話の起点となるのは「大きな制御装置」の話。

昔はコンピュータが小型化していなかったので大きな部屋に巨大な装置があり、多くの人がその部屋で一緒に仕事をしていた。今からみると非常に効率が悪い。

しかし、そうして一緒に仕事していたことで暗黙的な「コミュニケーション」が行われていたと著者は指摘する。つまり、大きなパネルを操作しているなら「ああ、あの人は今温度設定をしているんだな」と他の人から見てわかったり、バルブを閉めているなら「ああ、あの人は今栓を閉じているんだな」と他の人から見てわかったりする。つまり、情報共有が行われている。

それに対して、それぞれの人がパソコンに向き合って操作している状況では、他の人がいったい今何をしているのかがわからない。もし仕事が協調的な動作を必要とするならば、そうした情報共有の有無は大きな違いになってくる。

ここから著者は、人間というのは脳単体で(あるいは脳に閉じこもって)考えているのではなく、あらゆる外部・環境を一つの"道具”として思考しているという話につなげる。というか、"道具"というのは現代から見た恣意的な表現で、むしろ生物の進化で考えれば、それは"前提"だろう。外部・環境において生き残るために、そこにある情報を利用するというのは当然のことだ。そういうのがうまくいくように人間という生物は進化してきたわけだ。

しかし、現代ではどうにも個人・脳・心単体で行われているという捉え方が多く、それに基づいて作られるシステムはあまり人間に優しくない。

たとえば人間の脳にとっては「正確さ」というはほぼ重要ではない。ライオンのヒゲが正確に何本なのかを覚えていることは、生存にとってちっとも利益にならない。そんなことよりも「ライオンっぽいもの」を認識、「危なそうな雰囲気」を発しているなら即座に逃げる、という判断ができた方がはるかに有利だ。

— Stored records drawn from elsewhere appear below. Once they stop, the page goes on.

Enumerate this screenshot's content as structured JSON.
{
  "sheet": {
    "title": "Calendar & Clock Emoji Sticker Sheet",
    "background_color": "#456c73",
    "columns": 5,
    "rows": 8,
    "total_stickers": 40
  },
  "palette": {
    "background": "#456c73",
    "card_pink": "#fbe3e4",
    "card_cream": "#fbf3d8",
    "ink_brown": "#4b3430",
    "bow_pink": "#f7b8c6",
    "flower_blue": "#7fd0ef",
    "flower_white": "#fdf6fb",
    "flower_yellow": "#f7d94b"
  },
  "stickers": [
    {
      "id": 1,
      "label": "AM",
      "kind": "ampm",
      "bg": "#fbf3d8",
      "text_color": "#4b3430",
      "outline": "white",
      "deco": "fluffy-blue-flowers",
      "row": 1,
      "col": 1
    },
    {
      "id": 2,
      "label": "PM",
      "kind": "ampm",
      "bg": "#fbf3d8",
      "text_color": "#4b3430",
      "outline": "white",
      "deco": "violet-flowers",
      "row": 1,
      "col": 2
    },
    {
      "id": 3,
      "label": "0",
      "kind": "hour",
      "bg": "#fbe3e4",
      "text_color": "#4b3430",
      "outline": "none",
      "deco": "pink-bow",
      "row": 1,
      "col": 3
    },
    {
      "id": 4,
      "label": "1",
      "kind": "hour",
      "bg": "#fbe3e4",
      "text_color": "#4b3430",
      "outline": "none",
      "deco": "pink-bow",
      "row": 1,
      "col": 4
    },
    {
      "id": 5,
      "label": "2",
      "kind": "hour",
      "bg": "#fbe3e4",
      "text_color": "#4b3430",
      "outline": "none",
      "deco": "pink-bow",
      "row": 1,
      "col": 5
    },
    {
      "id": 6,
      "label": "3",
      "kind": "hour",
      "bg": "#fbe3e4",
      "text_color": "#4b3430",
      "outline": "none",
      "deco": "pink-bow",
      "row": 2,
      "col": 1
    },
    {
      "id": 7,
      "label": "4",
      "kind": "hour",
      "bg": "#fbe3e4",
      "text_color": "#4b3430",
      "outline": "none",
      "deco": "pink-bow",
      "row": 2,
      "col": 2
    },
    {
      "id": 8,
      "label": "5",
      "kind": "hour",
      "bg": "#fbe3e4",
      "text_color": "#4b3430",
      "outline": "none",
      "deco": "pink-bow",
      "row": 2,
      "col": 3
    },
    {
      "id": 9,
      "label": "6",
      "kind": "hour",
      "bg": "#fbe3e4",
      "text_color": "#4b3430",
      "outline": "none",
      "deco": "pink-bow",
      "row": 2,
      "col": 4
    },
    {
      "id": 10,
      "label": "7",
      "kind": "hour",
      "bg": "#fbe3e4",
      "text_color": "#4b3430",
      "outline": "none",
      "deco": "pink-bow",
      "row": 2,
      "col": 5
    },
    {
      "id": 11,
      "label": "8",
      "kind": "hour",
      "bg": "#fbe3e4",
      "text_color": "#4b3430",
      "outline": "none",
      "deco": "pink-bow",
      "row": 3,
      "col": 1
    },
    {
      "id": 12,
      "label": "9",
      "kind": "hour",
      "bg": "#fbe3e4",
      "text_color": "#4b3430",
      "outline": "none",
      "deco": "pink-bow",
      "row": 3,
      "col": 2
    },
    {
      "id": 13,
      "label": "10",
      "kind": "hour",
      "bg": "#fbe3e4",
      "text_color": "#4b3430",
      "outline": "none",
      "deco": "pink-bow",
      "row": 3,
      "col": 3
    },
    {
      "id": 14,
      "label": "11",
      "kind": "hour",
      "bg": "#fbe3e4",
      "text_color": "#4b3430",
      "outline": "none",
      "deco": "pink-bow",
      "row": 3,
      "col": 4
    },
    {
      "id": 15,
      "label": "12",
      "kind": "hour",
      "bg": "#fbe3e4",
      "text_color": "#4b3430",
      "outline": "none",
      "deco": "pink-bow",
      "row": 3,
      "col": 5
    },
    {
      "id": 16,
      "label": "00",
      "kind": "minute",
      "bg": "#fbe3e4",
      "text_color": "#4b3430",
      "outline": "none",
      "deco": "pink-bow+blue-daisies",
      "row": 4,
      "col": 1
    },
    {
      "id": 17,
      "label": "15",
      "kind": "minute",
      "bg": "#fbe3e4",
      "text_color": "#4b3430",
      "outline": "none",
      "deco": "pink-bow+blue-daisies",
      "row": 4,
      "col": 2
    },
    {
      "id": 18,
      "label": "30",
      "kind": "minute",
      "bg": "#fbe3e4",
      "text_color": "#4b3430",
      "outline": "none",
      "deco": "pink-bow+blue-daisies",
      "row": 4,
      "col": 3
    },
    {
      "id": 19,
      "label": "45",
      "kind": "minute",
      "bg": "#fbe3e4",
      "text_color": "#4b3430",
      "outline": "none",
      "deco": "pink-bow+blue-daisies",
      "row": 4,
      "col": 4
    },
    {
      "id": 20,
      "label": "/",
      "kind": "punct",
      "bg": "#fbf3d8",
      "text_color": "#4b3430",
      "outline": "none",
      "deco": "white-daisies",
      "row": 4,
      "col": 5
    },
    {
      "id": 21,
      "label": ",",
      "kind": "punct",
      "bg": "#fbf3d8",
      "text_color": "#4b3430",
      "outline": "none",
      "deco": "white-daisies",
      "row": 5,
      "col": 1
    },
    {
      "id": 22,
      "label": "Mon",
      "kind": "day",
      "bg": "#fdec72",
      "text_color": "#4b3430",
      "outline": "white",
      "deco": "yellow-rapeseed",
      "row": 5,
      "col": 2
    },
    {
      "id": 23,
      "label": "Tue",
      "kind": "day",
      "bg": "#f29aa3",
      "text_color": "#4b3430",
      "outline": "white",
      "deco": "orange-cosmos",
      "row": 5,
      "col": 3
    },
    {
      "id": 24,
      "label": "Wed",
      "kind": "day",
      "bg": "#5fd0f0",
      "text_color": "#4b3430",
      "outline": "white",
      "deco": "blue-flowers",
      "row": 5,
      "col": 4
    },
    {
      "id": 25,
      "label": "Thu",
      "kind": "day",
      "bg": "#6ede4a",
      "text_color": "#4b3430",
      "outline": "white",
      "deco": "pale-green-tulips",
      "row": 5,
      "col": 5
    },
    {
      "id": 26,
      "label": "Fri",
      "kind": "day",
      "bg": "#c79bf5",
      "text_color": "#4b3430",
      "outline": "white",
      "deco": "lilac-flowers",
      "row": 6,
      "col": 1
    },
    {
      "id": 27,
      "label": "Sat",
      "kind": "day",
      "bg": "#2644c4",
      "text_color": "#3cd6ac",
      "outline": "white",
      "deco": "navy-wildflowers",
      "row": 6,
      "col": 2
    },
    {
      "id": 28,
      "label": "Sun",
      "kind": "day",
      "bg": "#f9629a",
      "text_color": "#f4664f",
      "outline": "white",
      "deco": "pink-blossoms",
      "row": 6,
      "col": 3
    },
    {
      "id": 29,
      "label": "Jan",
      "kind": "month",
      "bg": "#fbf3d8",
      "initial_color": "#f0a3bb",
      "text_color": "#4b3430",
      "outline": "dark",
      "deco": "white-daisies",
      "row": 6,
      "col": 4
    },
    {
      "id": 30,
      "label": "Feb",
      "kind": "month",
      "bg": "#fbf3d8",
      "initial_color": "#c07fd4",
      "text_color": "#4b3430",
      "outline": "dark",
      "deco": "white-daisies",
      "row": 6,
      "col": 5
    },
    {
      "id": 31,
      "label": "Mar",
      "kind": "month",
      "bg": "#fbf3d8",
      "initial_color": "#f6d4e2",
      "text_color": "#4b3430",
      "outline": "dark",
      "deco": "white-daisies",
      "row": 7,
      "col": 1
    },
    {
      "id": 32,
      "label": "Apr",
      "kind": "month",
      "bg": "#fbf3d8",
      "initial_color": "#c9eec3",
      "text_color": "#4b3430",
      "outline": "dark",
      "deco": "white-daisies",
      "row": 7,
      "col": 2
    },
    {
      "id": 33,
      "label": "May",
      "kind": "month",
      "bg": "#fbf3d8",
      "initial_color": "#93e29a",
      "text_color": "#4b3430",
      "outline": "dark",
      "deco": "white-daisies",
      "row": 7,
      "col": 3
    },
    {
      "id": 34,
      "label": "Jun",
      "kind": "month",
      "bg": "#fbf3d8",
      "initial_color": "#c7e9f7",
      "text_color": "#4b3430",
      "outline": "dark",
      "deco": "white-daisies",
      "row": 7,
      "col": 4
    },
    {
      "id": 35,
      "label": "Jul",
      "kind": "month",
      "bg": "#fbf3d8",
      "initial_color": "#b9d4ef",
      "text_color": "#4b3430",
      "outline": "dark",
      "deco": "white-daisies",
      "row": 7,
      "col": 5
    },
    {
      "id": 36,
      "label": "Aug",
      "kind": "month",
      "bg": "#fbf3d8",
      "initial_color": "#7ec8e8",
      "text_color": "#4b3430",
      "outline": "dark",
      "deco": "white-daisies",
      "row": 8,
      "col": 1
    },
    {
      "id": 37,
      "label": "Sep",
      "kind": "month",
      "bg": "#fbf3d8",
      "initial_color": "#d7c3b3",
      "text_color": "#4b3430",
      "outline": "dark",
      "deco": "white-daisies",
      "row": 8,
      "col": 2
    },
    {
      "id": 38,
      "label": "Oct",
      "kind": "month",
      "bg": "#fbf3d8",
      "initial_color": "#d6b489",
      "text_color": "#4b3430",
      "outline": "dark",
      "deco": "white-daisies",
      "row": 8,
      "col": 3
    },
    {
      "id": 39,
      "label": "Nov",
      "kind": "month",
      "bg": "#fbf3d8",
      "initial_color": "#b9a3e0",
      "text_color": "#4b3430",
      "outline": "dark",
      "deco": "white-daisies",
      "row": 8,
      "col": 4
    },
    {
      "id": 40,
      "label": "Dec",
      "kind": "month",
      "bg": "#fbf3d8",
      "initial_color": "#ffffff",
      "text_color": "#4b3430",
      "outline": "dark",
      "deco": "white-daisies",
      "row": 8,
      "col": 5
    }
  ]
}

よって人間はそうした理解を助けるもろもろを得意としている。対してテクノロジー(というかデジタル・コンピュータ)は、正確さを得意としている。この二つは役割が異なるわけだが、テクノロジーが生活の中に入り込み、そちらに産業の重点が置かれることによって、人間にもテクノロジー的な正確さが要求されるようになってしまっている。当然得意ではないことをやらされているのだから人間は「ポンコツ」に見える。でも、それは不当な評価ではないか、というのが著者の主張である。これは本書でも強調されているが、むしろ本書全体に統一するメッセージでもあるだろう。